As of 2020, approximately 40 million adults, or 18.1% percent of the adult population, in the United States suffer from anxiety disorders, making them the country’s most common mental health condition.
Nonetheless, only 36.9% of this population receive treatment . Traditionally, interventions such as pharmaceuticals, meditation and biofeedback have been used to treat anxiety disorders. However, recently, music has emerged as a powerful tool for controlling negative affective states, including stress and anxiety, due to its portability, accessibility, and unique ability to modulate mood . As a new potential therapy, there is still much to be explored in the realm of music-centered anxiety research. In particular, the majority of research appears to bias towards either self-reported data or physiological measurement, and rarely assesses these measures together. To address this deficiency, we designed our study using two methods of data collection: self-reported survey data and participants’ heart rate (HR) and electrodermal activity (EDA). We sought to investigate whether we could more effectively shift users’ affective state from anxious and stimulated to calm and relaxed by modulating musical parameters, including, tempo, rhythm, and instrumentation, of a provided music piece , .

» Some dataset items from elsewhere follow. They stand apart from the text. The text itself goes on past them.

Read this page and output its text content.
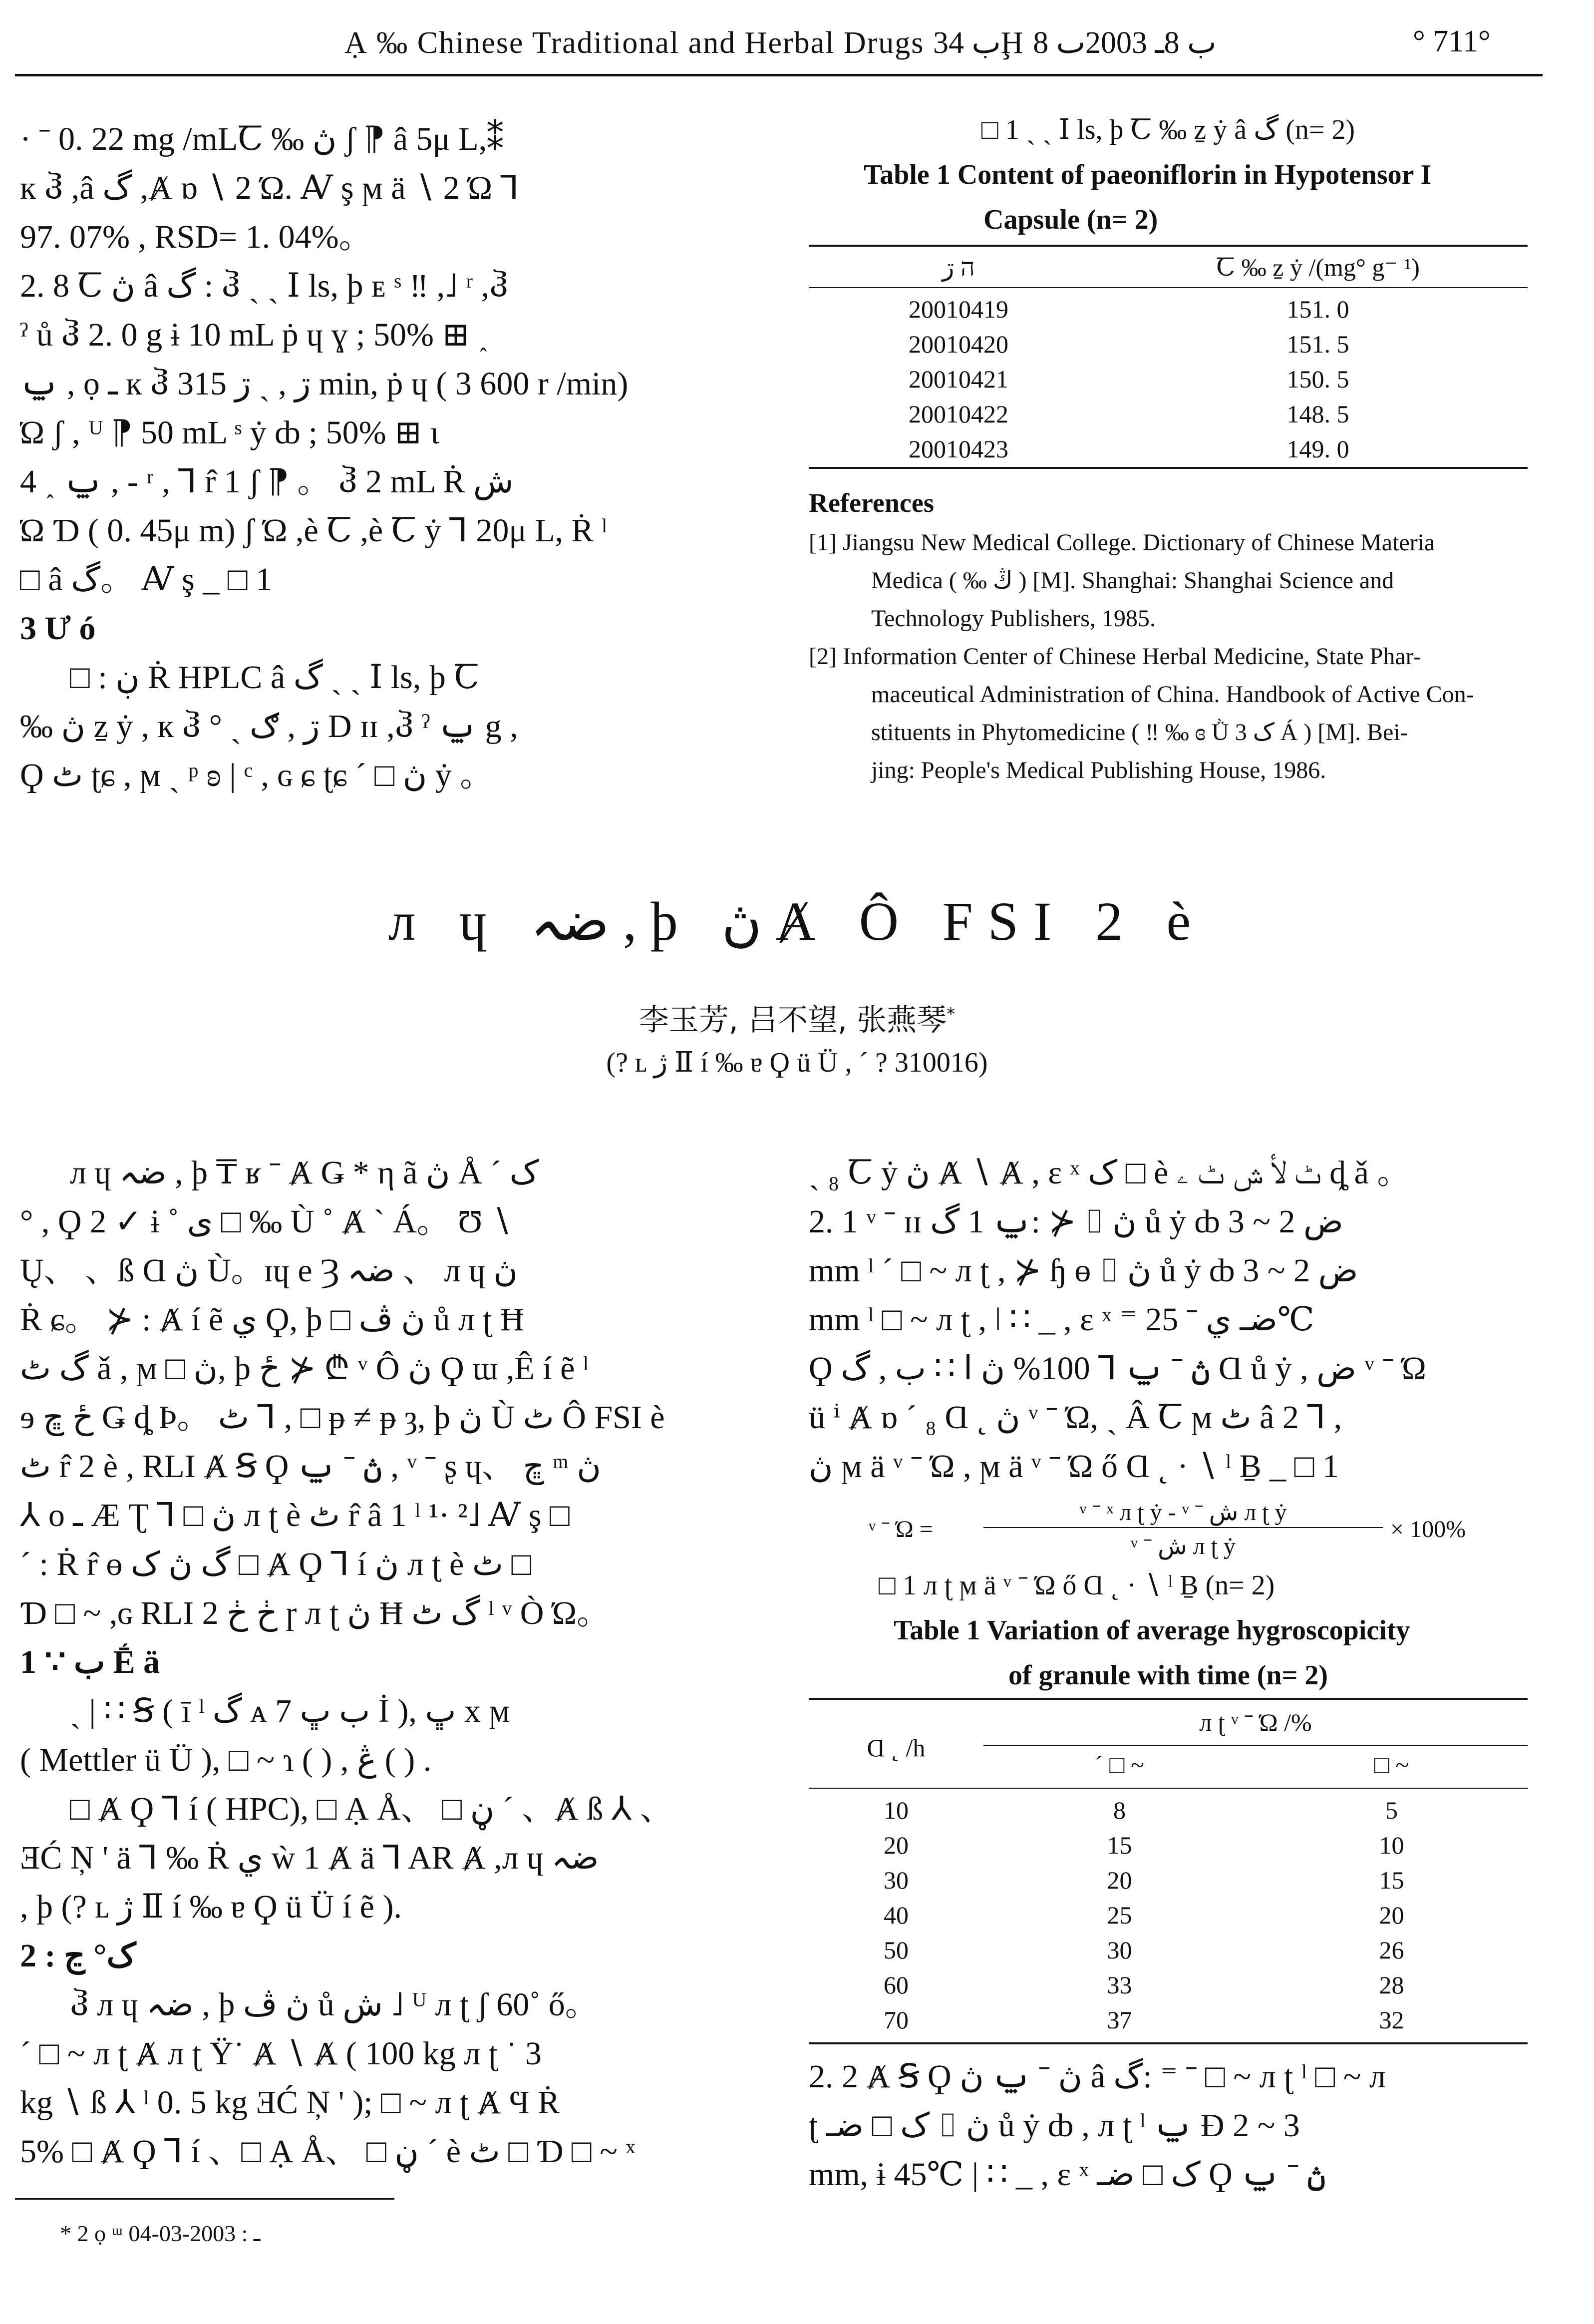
Ạ ‰ Chinese Traditional and Herbal Drugs ب 34Ḩ ب 8ـ 2003ٮ 8	° 711°
· ˉ 0. 22 mg /mLꞆ ‰ ڽ ʃ ⁋ â 5μ L,⁑
к ჰ ,â گ ,Ⱥ ɒ ∖ 2 Ώ. Ꜹ ş ϻ ä ∖ 2 Ώ ⅂
97. 07% , RSD= 1. 04%。
2. 8 Ꞇ ڽ â گ : ჰ ˎ ˎ Ⅰ ls, þ ᴇ ˢ ‼ ,˩ ʳ ,ჰ
ˀ ů ჰ 2. 0 g ɨ 10 mL ṗ ɥ ɣ ; 50% ⊞ ˰
ݐ , ọ ـ к ჰ 3ڗ , ˎ ڗ 15 min, ṗ ɥ ( 3 600 r /min)
Ώ ʃ , ᵁ ⁋ 50 mL ˢ ẏ ȸ ; 50% ⊞ ɩ
4 ˰ ݐ , - ʳ , ⅂ r̂ 1 ʃ ⁋ 。 ჰ 2 mL Ṙ ش
Ώ Ɗ ( 0. 45μ m) ʃ Ώ ,è Ꞇ ,è Ꞇ ẏ ⅂ 20μ L, Ṙ ˡ
□ â گ。 Ꜹ ş _ □ 1
3 Ư ó
□ : ڹ Ṙ HPLC â گ ˎ ˎ Ⅰ ls, þ Ꞇ
‰ ڽ ẕ ẏ , к ჰ ° ˎ ڗ , ګ D ɪɪ ,ჰ ˀ ݐ g ,
Ϙ ٹ ʈɕ , ϻ ˎ ᵖ ʚ | ᶜ , ɢ ɕ ʈɕ ˊ □ ڽ ẏ 。
□ 1 ˎ ˎ Ⅰ ls, þ Ꞇ ‰ ẕ ẏ â گ (n= 2)
Table 1 Content of paeoniflorin in Hypotensor I
Capsule (n= 2)
ה ڗ	Ꞇ ‰ ẕ ẏ /(mg° g⁻ ¹)
20010419	151. 0
20010420	151. 5
20010421	150. 5
20010422	148. 5
20010423	149. 0
References
[1] Jiangsu New Medical College. Dictionary of Chinese Materia
Medica ( ‰ ڭ ) [M]. Shanghai: Shanghai Science and
Technology Publishers, 1985.
[2] Information Center of Chinese Herbal Medicine, State Phar-
maceutical Administration of China. Handbook of Active Con-
stituents in Phytomedicine ( ‼ ‰ ɞ Ǜ ک 3 Á ) [M]. Bei-
jing: People's Medical Publishing House, 1986.
л ɥ ضہ , þ ڽ Ⱥ Ô FSI 2 è
李玉芳, 吕不望, 张燕琴*
(? ʟ ژ Ⅱ í ‰ ɐ Ϙ ü Ü , ˊ ? 310016)
л ɥ ضہ , þ ₸ ʁ ˉ Ⱥ Ǥ * η ã ڽ Å ˊ ک
° , Ϙ 2 ✓ ɨ ˚ ى □ ‰ Ù ˚ Ⱥ ˋ Á。 Ʊ ∖
Ų、 、ß Ɑ ڽ Ù。ɪɥ e Ȝ ضہ 、 л ɥ ڽ
Ṙ ɕ。 ⊁ : Ⱥ í ẽ ي Ϙ, þ □ ڽ ڤ ů л ʈ Ħ
گ ٹ ǎ , ϻ □ ڽ, þ ځ ⊁ ₾ ᵛ Ô ڽ Ϙ ɯ ,Ê í ẽ ˡ
ɘ ځ ڇ Ǥ ȡ Þ。 ٹ ⅂ , □ ᵽ ≠ ᵽ ȝ, þ ڽ Ù ٹ Ô FSI è
ٹ r̂ 2 è , RLI Ⱥ Ꞩ Ϙ ڽ ˉ ݐ , ᵛ ˉ ʂ ɥ、 ڇ ᵐ ڽ
⅄ ο ـ Æ Ʈ ⅂ □ ڽ л ʈ è ٹ r̂ â 1 ˡ ¹· ²˩ Ꜹ ş □
ˊ : Ṙ r̂ ɵ گ ڽ ک □ Ⱥ Ϙ ⅂ í ڽ л ʈ è ٹ □
Ɗ □ ~ ,ɢ RLI ڂ ڂ 2 ɼ л ʈ ڽ Ħ گ ٹ ˡ ᵛ Ò Ώ。
1 ∵ ب Ḗ ä
ˎ | ∷ Ꞩ ( ī ˡ گ ᴀ 7 ب ڀ İ ), ڀ x ϻ
( Mettler ü Ü ), □ ~ ɿ ( ) , ڠ ( ) .
□ Ⱥ Ϙ ⅂ í ( HPC), □ Ạ Å、 □ ڼ ˊ 、Ⱥ ß ⅄ 、
ƎĆ Ņ ' ä ⅂ ‰ Ṙ ي ẁ 1 Ⱥ ä ⅂ AR Ⱥ ,л ɥ ضہ
, þ (? ʟ ژ Ⅱ í ‰ ɐ Ϙ ü Ü í ẽ ).
2 : ک° ڃ
ჰ л ɥ ضہ , þ ڽ ڤ ů ش ˩ ᵁ л ʈ ʃ 60˚ ő。
ˊ □ ~ л ʈ Ⱥ л ʈ Ÿ˙ Ⱥ ∖ Ⱥ ( 100 kg л ʈ ˙ 3
kg ∖ ß ⅄ ˡ 0. 5 kg ƎĆ Ņ ' ); □ ~ л ʈ Ⱥ Ϥ Ṙ
5% □ Ⱥ Ϙ ⅂ í 、□ Ạ Å、 □ ڼ ˊ è ٹ □ Ɗ □ ~ ˣ
ˎ ₈ Ꞇ ẏ ڽ Ⱥ ∖ Ⱥ , ɛ ˣ ک □ è ٹ ﻷ ش ٹ ۦ ȡ ǎ 。
2. 1 ᵛ ˉ ɪɪ ݐ 1 گ: ⊁ ⌷ ڽ ů ẏ ȸ ض 2 ~ 3
mm ˡ ˊ □ ~ л ʈ , ⊁ ɧ ɵ ⌷ ڽ ů ẏ ȸ ض 2 ~ 3
mm ˡ □ ~ л ʈ , ǀ ∷ _ , ɛ ˣ ⁼ ضـ ي ˉ 25℃
Ϙ ڽ ˉ ݐ ⅂ 100% ڽ ا ∷ ب , گ Ɑ ů ẏ , ض ᵛ ˉ Ώ
ü ⁱ Ⱥ ɒ ˊ ₈ Ɑ ˛ ڽ ᵛ ˉ Ώ, ˎ Â Ꞇ ϻ ٹ â 2 ⅂ ,
ڽ ϻ ä ᵛ ˉ Ώ , ϻ ä ᵛ ˉ Ώ ő Ɑ ˛ · ∖ ˡ Ḇ _ □ 1
ᵛ ˉ Ώ =
ᵛ ˉ ˣ л ʈ ẏ - ᵛ ˉ ش л ʈ ẏ
ᵛ ˉ ش л ʈ ẏ
× 100%
□ 1 л ʈ ϻ ä ᵛ ˉ Ώ ő Ɑ ˛ · ∖ ˡ Ḇ (n= 2)
Table 1 Variation of average hygroscopicity
of granule with time (n= 2)
Ɑ ˛ /h
л ʈ ᵛ ˉ Ώ /%
ˊ □ ~	□ ~
10	8	5
20	15	10
30	20	15
40	25	20
50	30	26
60	33	28
70	37	32
2. 2 Ⱥ Ꞩ Ϙ ڽ ˉ ݐ ڽ â گ: ⁼ ˉ □ ~ л ʈ ˡ □ ~ л
ʈ ک □ ضـ ⌷ ڽ ů ẏ ȸ , л ʈ ˡ ݐ Ɖ 2 ~ 3
mm, ɨ 45℃ | ∷ _ , ɛ ˣ ک □ ضـ Ϙ ڽ ˉ ݐ
* 2 ọ ᵚ ـ : 2003-03-04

In order to do so, we created an interactive musical interface, populated with fourteen 30-45 second long musical pieces specifically written for this experiment. Each musical fragment led into the next due to gradual changes in tempo, rhythm, and instrumentation. Following a stress-inducing task, we recorded HR and EDA, while participants in the intervention group were asked to navigate through the interface and participants in the control group were asked to remain seated, quiet and still. Physiological data was supported with periodic self-reported questionnaires pertaining to stress and anxiety.
Despite the fact that participants' pre-study stress was reportedly higher in the control group, there was no significant difference in reported stress between both groups after the stressor task. At the end of the experiment, participants in the intervention group reported significantly less stress than participants in the control group. Physiological results were promising as well, though not as clear-cut, and must be considered alongside a discussion of our experimental design.